Feel It, Own It, Change It.

“Emotional intelligence is the ability to use emotion to enhance your thoughts and actions.”

When it comes to health and wellness, most people think that fitness and nutrition first.

 

But your mental and emotional health is just as important (cough, if not more, cough)—especially if you struggle with things like emotional eating, managing stress, lack of workout motivation, etc. because our feelings and emotions drive everyyyyyything.

 

Sometimes they can be big and intense, and other times they’re quiet, buried away, and harder to recognize.

 

You’re probably familiar with the 6 primary emotions:

 

1 - Happiness

2 - Sadness

3 - Anger

4 - Fear

5 - Surprise

6 - Disgust

 

What you might not know is that these emotions merely serve as the building blocks for more complex emotional experiences.

 

In reality we have over 100 different emotional experiences!
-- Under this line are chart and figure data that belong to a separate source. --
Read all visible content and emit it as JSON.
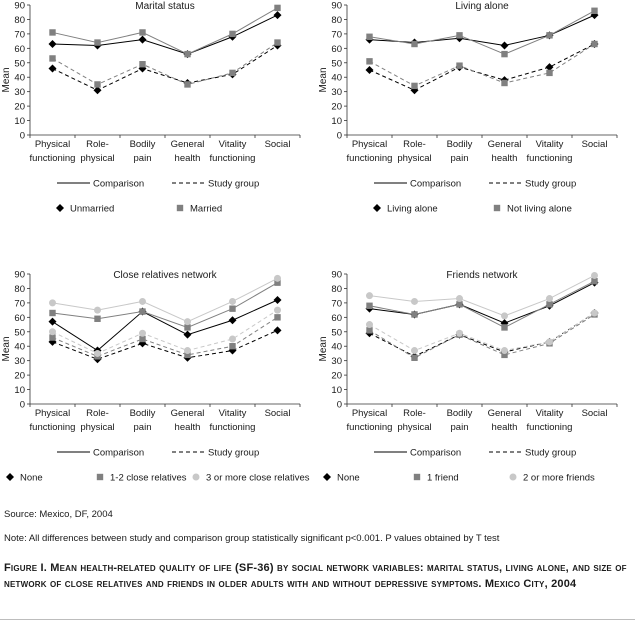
{
  "chart_data": [
    {
      "type": "line",
      "title": "Marital status",
      "ylabel": "Mean",
      "ylim": [
        0,
        90
      ],
      "categories": [
        [
          "Physical",
          "functioning"
        ],
        [
          "Role-",
          "physical"
        ],
        [
          "Bodily",
          "pain"
        ],
        [
          "General",
          "health"
        ],
        [
          "Vitality",
          "functioning"
        ],
        [
          "Social"
        ]
      ],
      "line_legend": {
        "comparison": "Comparison",
        "study": "Study group"
      },
      "series": [
        {
          "name": "Unmarried",
          "marker": "diamond",
          "color": "#000000",
          "comparison": [
            63,
            62,
            66,
            56,
            68,
            83
          ],
          "study": [
            46,
            31,
            46,
            36,
            42,
            62
          ]
        },
        {
          "name": "Married",
          "marker": "square",
          "color": "#808080",
          "comparison": [
            71,
            64,
            71,
            56,
            70,
            88
          ],
          "study": [
            53,
            35,
            49,
            35,
            43,
            64
          ]
        }
      ]
    },
    {
      "type": "line",
      "title": "Living alone",
      "ylabel": "Mean",
      "ylim": [
        0,
        90
      ],
      "categories": [
        [
          "Physical",
          "functioning"
        ],
        [
          "Role-",
          "physical"
        ],
        [
          "Bodily",
          "pain"
        ],
        [
          "General",
          "health"
        ],
        [
          "Vitality",
          "functioning"
        ],
        [
          "Social"
        ]
      ],
      "line_legend": {
        "comparison": "Comparison",
        "study": "Study group"
      },
      "series": [
        {
          "name": "Living alone",
          "marker": "diamond",
          "color": "#000000",
          "comparison": [
            66,
            64,
            67,
            62,
            69,
            83
          ],
          "study": [
            45,
            31,
            47,
            38,
            47,
            63
          ]
        },
        {
          "name": "Not living alone",
          "marker": "square",
          "color": "#808080",
          "comparison": [
            68,
            63,
            69,
            56,
            69,
            86
          ],
          "study": [
            51,
            34,
            48,
            36,
            43,
            63
          ]
        }
      ]
    },
    {
      "type": "line",
      "title": "Close relatives network",
      "ylabel": "Mean",
      "ylim": [
        0,
        90
      ],
      "categories": [
        [
          "Physical",
          "functioning"
        ],
        [
          "Role-",
          "physical"
        ],
        [
          "Bodily",
          "pain"
        ],
        [
          "General",
          "health"
        ],
        [
          "Vitality",
          "functioning"
        ],
        [
          "Social"
        ]
      ],
      "line_legend": {
        "comparison": "Comparison",
        "study": "Study group"
      },
      "series": [
        {
          "name": "None",
          "marker": "diamond",
          "color": "#000000",
          "comparison": [
            57,
            37,
            64,
            48,
            58,
            72
          ],
          "study": [
            43,
            31,
            42,
            32,
            37,
            51
          ]
        },
        {
          "name": "1-2 close relatives",
          "marker": "square",
          "color": "#808080",
          "comparison": [
            63,
            59,
            64,
            53,
            66,
            84
          ],
          "study": [
            46,
            33,
            45,
            34,
            40,
            60
          ]
        },
        {
          "name": "3 or more close relatives",
          "marker": "circle",
          "color": "#c8c8c8",
          "comparison": [
            70,
            65,
            71,
            57,
            71,
            87
          ],
          "study": [
            50,
            35,
            49,
            37,
            45,
            65
          ]
        }
      ]
    },
    {
      "type": "line",
      "title": "Friends network",
      "ylabel": "Mean",
      "ylim": [
        0,
        90
      ],
      "categories": [
        [
          "Physical",
          "functioning"
        ],
        [
          "Role-",
          "physical"
        ],
        [
          "Bodily",
          "pain"
        ],
        [
          "General",
          "health"
        ],
        [
          "Vitality",
          "functioning"
        ],
        [
          "Social"
        ]
      ],
      "line_legend": {
        "comparison": "Comparison",
        "study": "Study group"
      },
      "series": [
        {
          "name": "None",
          "marker": "diamond",
          "color": "#000000",
          "comparison": [
            66,
            62,
            69,
            56,
            68,
            84
          ],
          "study": [
            49,
            33,
            48,
            36,
            43,
            63
          ]
        },
        {
          "name": "1 friend",
          "marker": "square",
          "color": "#808080",
          "comparison": [
            68,
            62,
            69,
            53,
            69,
            85
          ],
          "study": [
            51,
            32,
            48,
            34,
            42,
            62
          ]
        },
        {
          "name": "2 or more friends",
          "marker": "circle",
          "color": "#c8c8c8",
          "comparison": [
            75,
            71,
            73,
            61,
            73,
            89
          ],
          "study": [
            55,
            37,
            49,
            37,
            43,
            63
          ]
        }
      ]
    }
  ],
  "source": "Source: Mexico, DF, 2004",
  "note": "Note: All differences between study and comparison group statistically significant p<0.001. P values obtained by T test",
  "caption": "Figure I. Mean health-related quality of life (SF-36) by social network variables: marital status, living alone, and size of network of close relatives and friends in older adults with and without depressive symptoms. Mexico City, 2004"
}
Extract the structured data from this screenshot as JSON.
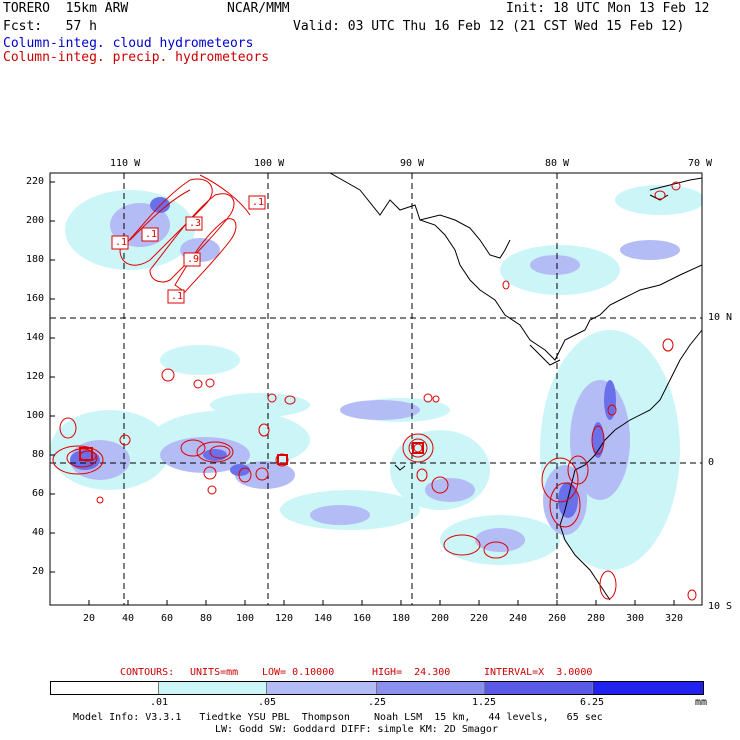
{
  "header": {
    "model": "TORERO  15km ARW",
    "org": "NCAR/MMM",
    "init": "Init: 18 UTC Mon 13 Feb 12",
    "fcst": "Fcst:   57 h",
    "valid": "Valid: 03 UTC Thu 16 Feb 12 (21 CST Wed 15 Feb 12)",
    "field1": "Column-integ. cloud hydrometeors",
    "field2": "Column-integ. precip. hydrometeors"
  },
  "axes": {
    "lon_top": [
      "110 W",
      "100 W",
      "90 W",
      "80 W",
      "70 W"
    ],
    "lat_right": [
      "10 N",
      "0",
      "10 S"
    ],
    "y_left": [
      "220",
      "200",
      "180",
      "160",
      "140",
      "120",
      "100",
      "80",
      "60",
      "40",
      "20"
    ],
    "x_bottom": [
      "20",
      "40",
      "60",
      "80",
      "100",
      "120",
      "140",
      "160",
      "180",
      "200",
      "220",
      "240",
      "260",
      "280",
      "300",
      "320"
    ]
  },
  "contour_labels": [
    ".1",
    ".1",
    ".3",
    ".9",
    ".1",
    ".1"
  ],
  "contours_info": {
    "prefix": "CONTOURS:",
    "units": "UNITS=mm",
    "low": "LOW= 0.10000",
    "high": "HIGH=  24.300",
    "interval": "INTERVAL=X  3.0000"
  },
  "colorbar": {
    "ticks": [
      ".01",
      ".05",
      ".25",
      "1.25",
      "6.25"
    ],
    "unit": "mm",
    "colors": [
      "#ffffff",
      "#ccf5f8",
      "#b4bcf6",
      "#8a90ee",
      "#5a5ae8",
      "#2222ee"
    ]
  },
  "model_info": {
    "line1": "Model Info: V3.3.1   Tiedtke YSU PBL  Thompson    Noah LSM  15 km,   44 levels,   65 sec",
    "line2": "LW: Godd SW: Goddard DIFF: simple KM: 2D Smagor"
  }
}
…and the better you understand your emotions, the better you will understand and control your actions and decisions.

 

Curious where you stand? Let’s find out:

 

On a scale of 1-5, how in tune are you with your emotions?

01. Disconnected – You don’t pay attention to and often feel out of touch with your feelings.

02. Aware, but Distant – You notice your feelings occasionally but don’t explore them deeply and/or get overwhelmed.

03. Recognizing Patterns – You see emotional patterns but struggle to fully understand or manage them.

04. Growing Awareness – You reflect on your emotions more often than not and are comfortable navigating them.

05. Emotionally In Tune – You have a deep understanding of your emotions and manage them with clarity and ease.

Something I practice with my clients who struggle with identifying their feelings, is mood monitoring (and I go in-depth in my Emotional Eating workshop).

 

It’s valuable to reflect on your feelings to understand if something specific contributes to your mood or if a pattern is playing out. You may be able to make a few simple changes in your life to do more of what helps you feel good and less of what doesn’t.

 

As I always say, there are no “good” or “bad” feelings, they are all neutral and if you learn how to use them correctly, they can guide you towards living the healthiest and happiest life.

 

Want to try it out for yourself?

 

I’ll give you a little activity I do with some of my clients:

  1. Print (or save on your phone) the Feelings Wheel (see button below).

  2. The next time you feel a big emotion or are feeling triggered to do (or not do) something:

    1. Take a few breaths and notice how your body feels. Are you feeling tension/tightness anywhere?

    2. Then check in with your emotions. Do you feel like you want to cry, hide, yell?

    3. Scan the wheel and see if you can find a word that best describes how you feel. It helps to start in the middle with the basic emotions and work your way out to the more complex emotions.

  3. Once you know exactly what you’re feeling try communicating it either to yourself or someone in your support system.

  4. Now, you can take action. The more you understand what you’re feeling, the more you’ll understand what to do to help yourself feel your best.